Wisconsin Behavioral Risk Factor Survey (BRFS)
Wisconsin BRFS is part of the Centers for Disease Control and Prevention's (CDC) Behavioral Risk Factor Surveillance System (BRFSS), which comprises separate health surveys in all 50 states and several U.S. territories. The Wisconsin BRFS Program is located in the Office of Health Informatics, Division of Public Health. Wisconsin BRFS telephone interviews are conducted by the University of Wisconsin Survey Center. See the CDC BRFSS website.
Sample Design and Protocol
As of 2011, BRFS includes both landline and cell phone interviews, obtained from separate samples and later combined and weighted by CDC. See the BRFSS User Guide (PDF, 204 KB) for more information about combined landline/cell phone data and other system-level BRFS topics.
Wisconsin BRFS uses disproportionate stratified sampling based on Department of Health Services regions, county population sizes and, in some instances, the demographic composition of geographic areas. CDC weights annual data files to represent the Wisconsin adult population ages 18-plus living in households with a landline or cell telephone, or both. The landline sample excludes adults living in institutions and other group quarters. The cell phone sample also excludes people living in institutions, but allows for the inclusion of college students living in dormitories. Few such cases are in the final set of completed interviews, however.
Within each sample stratum identified by state BRFS programs, CDC’s sampling contractor generates batches of randomly selected telephone numbers and provides them to BRFS data collection contractors on a quarterly basis. One adult is randomly selected to complete the interview in each eligible landline sample household. BRFS cell phone interviews are conducted with the adults reached at sampled numbers, and no household screening takes place. Adults reached by cell phone who also have a landline phone are interviewed without regard to the proportion of calls received by cell phone. Dual phone use is accounted for in post-survey weighting. Data from completed cell phone interviews with respondents whose area code and state of residence are discordant are assigned to the state of residence.
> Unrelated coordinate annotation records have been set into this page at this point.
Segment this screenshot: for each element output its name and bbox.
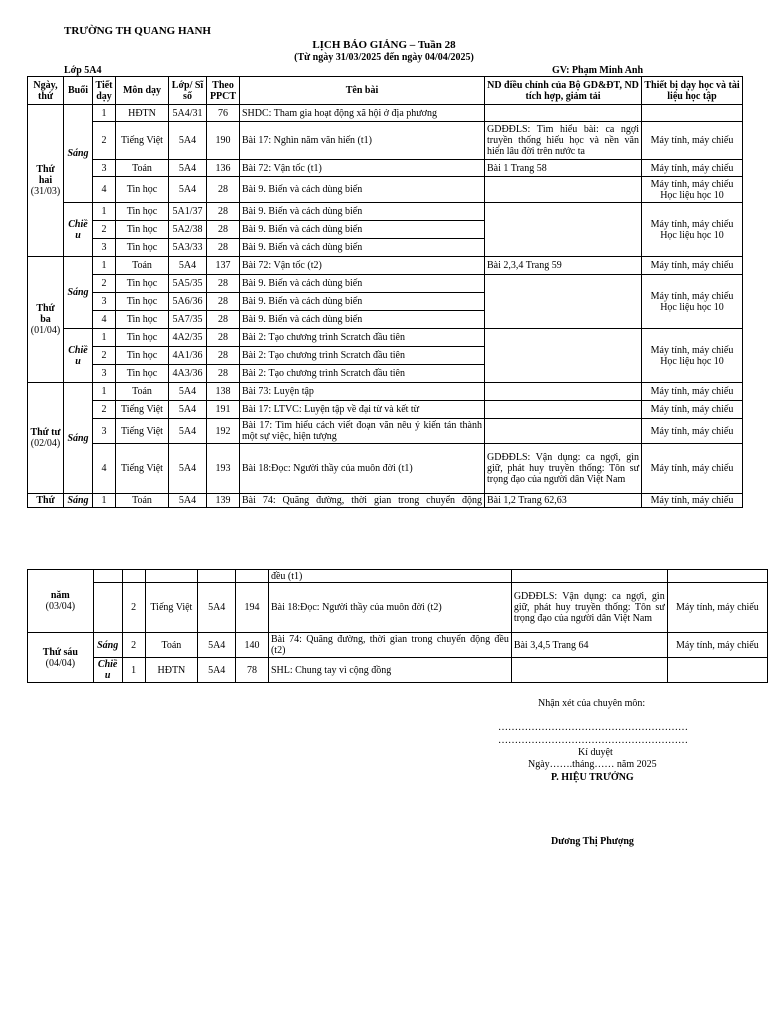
class-cell: 5A4 <box>169 257 207 275</box>
subject-cell: HĐTN <box>145 658 198 683</box>
approval-label: Kí duyệt <box>578 747 613 758</box>
equipment-cell: Máy tính, máy chiếu <box>642 444 743 494</box>
header-adjust: ND điều chỉnh của Bộ GD&ĐT, ND tích hợp, giảm tải <box>485 77 642 105</box>
subject-cell: Tin học <box>116 275 169 293</box>
equipment-cell: Máy tính, máy chiếu <box>667 633 767 658</box>
subject-cell: HĐTN <box>116 105 169 122</box>
day-name: Thứ hai <box>36 164 55 186</box>
table-row <box>28 203 743 221</box>
adjust-cell: Bài 1,2 Trang 62,63 <box>485 494 642 508</box>
comment-line-2: ………………………………………………… <box>498 735 688 746</box>
equipment-cell <box>667 658 767 683</box>
header-day: Ngày, thứ <box>28 77 64 105</box>
period-cell: 4 <box>93 444 116 494</box>
session-cell: Chiề u <box>64 329 93 383</box>
day-cell-wednesday <box>28 383 64 494</box>
class-cell: 5A4 <box>198 583 236 633</box>
day-cell-monday <box>28 105 64 257</box>
lesson-cell: Bài 17: Nghìn năm văn hiến (t1) <box>240 122 485 160</box>
ppct-cell: 76 <box>207 105 240 122</box>
table-header-row <box>28 77 743 105</box>
ppct-cell: 28 <box>207 311 240 329</box>
adjust-cell <box>485 383 642 401</box>
equipment-cell: Máy tính, máy chiếu <box>642 257 743 275</box>
period-cell: 2 <box>93 122 116 160</box>
class-cell: 5A4 <box>169 494 207 508</box>
class-cell: 4A3/36 <box>169 365 207 383</box>
class-cell <box>198 570 236 583</box>
equipment-cell: Máy tính, máy chiếu <box>642 419 743 444</box>
ppct-cell: 28 <box>207 177 240 203</box>
table-row <box>28 633 768 658</box>
ppct-cell: 28 <box>207 329 240 347</box>
day-date: (02/04) <box>30 438 61 449</box>
class-cell: 5A4 <box>198 658 236 683</box>
subject-cell: Tin học <box>116 347 169 365</box>
equipment-cell: Máy tính, máy chiếu <box>667 583 767 633</box>
period-cell: 2 <box>93 221 116 239</box>
period-cell: 2 <box>122 633 145 658</box>
comment-label: Nhận xét của chuyên môn: <box>538 698 646 709</box>
table-row <box>28 494 743 508</box>
equipment-cell: Máy tính, máy chiếu <box>642 122 743 160</box>
ppct-cell: 28 <box>207 239 240 257</box>
period-cell: 3 <box>93 365 116 383</box>
adjust-cell <box>485 203 642 257</box>
comment-line-1: ………………………………………………… <box>498 722 688 733</box>
equipment-cell: Máy tính, máy chiếu Học liệu học 10 <box>642 329 743 383</box>
subject-cell: Toán <box>116 383 169 401</box>
session-cell <box>93 583 122 633</box>
table-row <box>28 177 743 203</box>
equipment-cell: Máy tính, máy chiếu <box>642 401 743 419</box>
class-label: Lớp 5A4 <box>64 65 102 76</box>
lesson-cell: Bài 74: Quãng đường, thời gian trong chuyển động <box>240 494 485 508</box>
ppct-cell: 190 <box>207 122 240 160</box>
lesson-cell: Bài 9. Biến và cách dùng biến <box>240 239 485 257</box>
period-cell: 1 <box>93 105 116 122</box>
subject-cell: Tin học <box>116 239 169 257</box>
ppct-cell: 136 <box>207 160 240 177</box>
period-cell: 1 <box>122 658 145 683</box>
lesson-cell: Bài 2: Tạo chương trình Scratch đầu tiên <box>240 329 485 347</box>
adjust-cell <box>511 658 667 683</box>
class-cell: 5A7/35 <box>169 311 207 329</box>
lesson-cell: Bài 17: LTVC: Luyện tập về đại từ và kết từ <box>240 401 485 419</box>
ppct-cell: 28 <box>207 365 240 383</box>
day-cell-thursday: Thứ <box>28 494 64 508</box>
session-cell: Sáng <box>93 633 122 658</box>
class-cell: 5A2/38 <box>169 221 207 239</box>
lesson-cell: Bài 72: Vận tốc (t2) <box>240 257 485 275</box>
subject-cell: Tin học <box>116 177 169 203</box>
subject-cell: Tiếng Việt <box>116 122 169 160</box>
session-cell: Sáng <box>64 257 93 329</box>
subject-cell: Tin học <box>116 329 169 347</box>
table-row <box>28 383 743 401</box>
equipment-cell: Máy tính, máy chiếu <box>642 383 743 401</box>
table-row <box>28 257 743 275</box>
subject-cell: Tin học <box>116 293 169 311</box>
ppct-cell: 28 <box>207 293 240 311</box>
equipment-cell: Máy tính, máy chiếu Học liệu học 10 <box>642 203 743 257</box>
adjust-cell: Bài 2,3,4 Trang 59 <box>485 257 642 275</box>
adjust-cell: GDĐĐLS: Vận dụng: ca ngợi, gìn giữ, phát huy truyền thống: Tôn sư trọng đạo của người dân Việt Nam <box>485 444 642 494</box>
subject-cell <box>145 570 198 583</box>
approval-date: Ngày…….tháng…… năm 2025 <box>528 759 657 770</box>
class-cell: 5A4 <box>169 419 207 444</box>
equipment-cell: Máy tính, máy chiếu <box>642 160 743 177</box>
table-row <box>28 329 743 347</box>
lesson-cell: Bài 74: Quãng đường, thời gian trong chuyển động đều (t2) <box>268 633 511 658</box>
ppct-cell: 78 <box>236 658 269 683</box>
table-row <box>28 160 743 177</box>
subject-cell: Tiếng Việt <box>116 444 169 494</box>
ppct-cell: 28 <box>207 203 240 221</box>
header-ppct: Theo PPCT <box>207 77 240 105</box>
page-title: LỊCH BÁO GIẢNG – Tuần 28 <box>312 39 456 51</box>
period-cell: 1 <box>93 257 116 275</box>
subject-cell: Tiếng Việt <box>145 583 198 633</box>
adjust-cell <box>485 401 642 419</box>
adjust-cell <box>485 275 642 329</box>
teacher-name: GV: Phạm Minh Anh <box>552 65 644 76</box>
day-name: năm <box>50 590 70 601</box>
lesson-cell: Bài 2: Tạo chương trình Scratch đầu tiên <box>240 365 485 383</box>
schedule-table-page2 <box>27 569 768 683</box>
lesson-cell: Bài 72: Vận tốc (t1) <box>240 160 485 177</box>
table-row <box>28 122 743 160</box>
table-row <box>28 583 768 633</box>
class-cell: 5A5/35 <box>169 275 207 293</box>
period-cell: 1 <box>93 494 116 508</box>
lesson-cell: Bài 18:Đọc: Người thầy của muôn đời (t1) <box>240 444 485 494</box>
period-cell: 1 <box>93 383 116 401</box>
equipment-cell <box>642 105 743 122</box>
subject-cell: Toán <box>116 494 169 508</box>
ppct-cell: 194 <box>236 583 269 633</box>
lesson-cell: Bài 9. Biến và cách dùng biến <box>240 275 485 293</box>
header-lesson: Tên bài <box>240 77 485 105</box>
class-cell: 5A6/36 <box>169 293 207 311</box>
day-cell-thursday <box>28 570 94 633</box>
equipment-cell <box>667 570 767 583</box>
header-class: Lớp/ Sĩ số <box>169 77 207 105</box>
equipment-cell: Máy tính, máy chiếu Học liệu học 10 <box>642 177 743 203</box>
period-cell: 2 <box>93 347 116 365</box>
table-row <box>28 444 743 494</box>
table-row <box>28 570 768 583</box>
lesson-cell: Bài 9. Biến và cách dùng biến <box>240 311 485 329</box>
lesson-cell: Bài 73: Luyện tập <box>240 383 485 401</box>
subject-cell: Toán <box>145 633 198 658</box>
period-cell: 3 <box>93 419 116 444</box>
period-cell: 1 <box>93 329 116 347</box>
day-cell-tuesday <box>28 257 64 383</box>
subject-cell: Tiếng Việt <box>116 401 169 419</box>
subject-cell: Toán <box>116 257 169 275</box>
header-session: Buổi <box>64 77 93 105</box>
subject-cell: Toán <box>116 160 169 177</box>
day-date: (03/04) <box>45 601 76 612</box>
class-cell: 5A4 <box>169 122 207 160</box>
subject-cell: Tin học <box>116 311 169 329</box>
ppct-cell: 192 <box>207 419 240 444</box>
ppct-cell: 193 <box>207 444 240 494</box>
subject-cell: Tin học <box>116 365 169 383</box>
adjust-cell: Bài 1 Trang 58 <box>485 160 642 177</box>
adjust-cell: GDĐĐLS: Tìm hiểu bài: ca ngợi truyền thống hiếu học và nền văn hiến lâu đời trên nước ta <box>485 122 642 160</box>
class-cell: 5A4 <box>169 401 207 419</box>
class-cell: 5A4 <box>169 444 207 494</box>
lesson-cell: Bài 18:Đọc: Người thầy của muôn đời (t2) <box>268 583 511 633</box>
class-cell: 5A1/37 <box>169 203 207 221</box>
lesson-cell: SHDC: Tham gia hoạt động xã hội ở địa phương <box>240 105 485 122</box>
ppct-cell: 140 <box>236 633 269 658</box>
table-row <box>28 401 743 419</box>
period-cell: 2 <box>93 275 116 293</box>
class-cell: 5A4 <box>198 633 236 658</box>
period-cell <box>122 570 145 583</box>
session-cell: Chiề u <box>93 658 122 683</box>
subject-cell: Tin học <box>116 221 169 239</box>
ppct-cell: 28 <box>207 221 240 239</box>
adjust-cell: GDĐĐLS: Vận dụng: ca ngợi, gìn giữ, phát huy truyền thống: Tôn sư trọng đạo của người dân Việt Nam <box>511 583 667 633</box>
date-range: (Từ ngày 31/03/2025 đến ngày 04/04/2025) <box>294 52 474 63</box>
period-cell: 3 <box>93 160 116 177</box>
period-cell: 2 <box>93 401 116 419</box>
table-row <box>28 275 743 293</box>
class-cell: 4A2/35 <box>169 329 207 347</box>
class-cell: 5A4 <box>169 177 207 203</box>
class-cell: 5A4 <box>169 160 207 177</box>
period-cell: 3 <box>93 239 116 257</box>
header-period: Tiết dạy <box>93 77 116 105</box>
subject-cell: Tin học <box>116 203 169 221</box>
lesson-cell: Bài 2: Tạo chương trình Scratch đầu tiên <box>240 347 485 365</box>
day-name: Thứ tư <box>30 427 61 438</box>
adjust-cell <box>485 329 642 383</box>
period-cell: 1 <box>93 203 116 221</box>
period-cell: 2 <box>122 583 145 633</box>
adjust-cell: Bài 3,4,5 Trang 64 <box>511 633 667 658</box>
approver-name: Dương Thị Phượng <box>551 836 634 847</box>
day-name: Thứ sáu <box>42 646 78 658</box>
day-name: Thứ ba <box>36 303 55 325</box>
schedule-table-page1 <box>27 76 743 508</box>
equipment-cell: Máy tính, máy chiếu <box>642 494 743 508</box>
approver-position: P. HIỆU TRƯỞNG <box>551 772 634 783</box>
adjust-cell <box>485 105 642 122</box>
ppct-cell: 28 <box>207 275 240 293</box>
lesson-cell: SHL: Chung tay vì cộng đồng <box>268 658 511 683</box>
adjust-cell <box>511 570 667 583</box>
equipment-cell: Máy tính, máy chiếu Học liệu học 10 <box>642 275 743 329</box>
header-equipment: Thiết bị dạy học và tài liệu học tập <box>642 77 743 105</box>
lesson-cell: Bài 9. Biến và cách dùng biến <box>240 293 485 311</box>
lesson-cell: Bài 9. Biến và cách dùng biến <box>240 221 485 239</box>
lesson-cell: đều (t1) <box>268 570 511 583</box>
ppct-cell: 137 <box>207 257 240 275</box>
lesson-cell: Bài 17: Tìm hiểu cách viết đoạn văn nêu ý kiến tán thành một sự việc, hiện tượng <box>240 419 485 444</box>
adjust-cell <box>485 177 642 203</box>
class-cell: 4A1/36 <box>169 347 207 365</box>
session-cell: Sáng <box>64 383 93 494</box>
class-cell: 5A4 <box>169 383 207 401</box>
lesson-cell: Bài 9. Biến và cách dùng biến <box>240 177 485 203</box>
ppct-cell: 138 <box>207 383 240 401</box>
lesson-cell: Bài 9. Biến và cách dùng biến <box>240 203 485 221</box>
period-cell: 4 <box>93 311 116 329</box>
session-cell: Sáng <box>64 494 93 508</box>
ppct-cell: 139 <box>207 494 240 508</box>
session-cell: Chiề u <box>64 203 93 257</box>
session-cell: Sáng <box>64 105 93 203</box>
table-row <box>28 658 768 683</box>
day-date: (31/03) <box>30 186 61 197</box>
table-row <box>28 105 743 122</box>
adjust-cell <box>485 419 642 444</box>
subject-cell: Tiếng Việt <box>116 419 169 444</box>
class-cell: 5A4/31 <box>169 105 207 122</box>
ppct-cell: 191 <box>207 401 240 419</box>
school-name: TRƯỜNG TH QUANG HANH <box>64 25 211 37</box>
header-subject: Môn dạy <box>116 77 169 105</box>
period-cell: 4 <box>93 177 116 203</box>
period-cell: 3 <box>93 293 116 311</box>
day-date: (01/04) <box>30 325 61 336</box>
ppct-cell: 28 <box>207 347 240 365</box>
class-cell: 5A3/33 <box>169 239 207 257</box>
day-date: (04/04) <box>45 657 76 669</box>
table-row <box>28 419 743 444</box>
day-cell-friday <box>28 633 94 683</box>
ppct-cell <box>236 570 269 583</box>
session-cell <box>93 570 122 583</box>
Weighting of annual BRFS data files is done by CDC for all states and territories. Data are initially weighted to correct for disproportionate sampling, multiple phone numbers to the household (landline), and dual landline-cell phone use. Following this, case weights for data from 2011 and later are calculated by CDC using iterative proportional fitting, or "raking." The raking procedure uses demographic information from the U.S. Census Bureau's American Community Survey, and several demographic variables in BRFS data files, to create the final weights. The weighting variable for each year of data, when used in analysis, produces estimates that are representative of the state’s adult population.
IMPORTANT: Estimating Population Numbers with Multiple Years of Data
Each year's BRFS weights sum to the total adult population. To estimate population numbers using more than one year of data, divide "Estimated Number in the Population" shown in the results by the number of years to resolve the inflated numbers generated by multiple years of summed weights. This will produce an average estimated population number for the time period.
For example, selecting General Health Status for the years 2003-2005 produces an estimated 7,198,600 adults who were in excellent or very good health – an inflated number. Dividing this result by three, the number of data years, yields 2,399,533, which rounds to approximately 2,399,000, or 2.4 million, adults in excellent or very good health.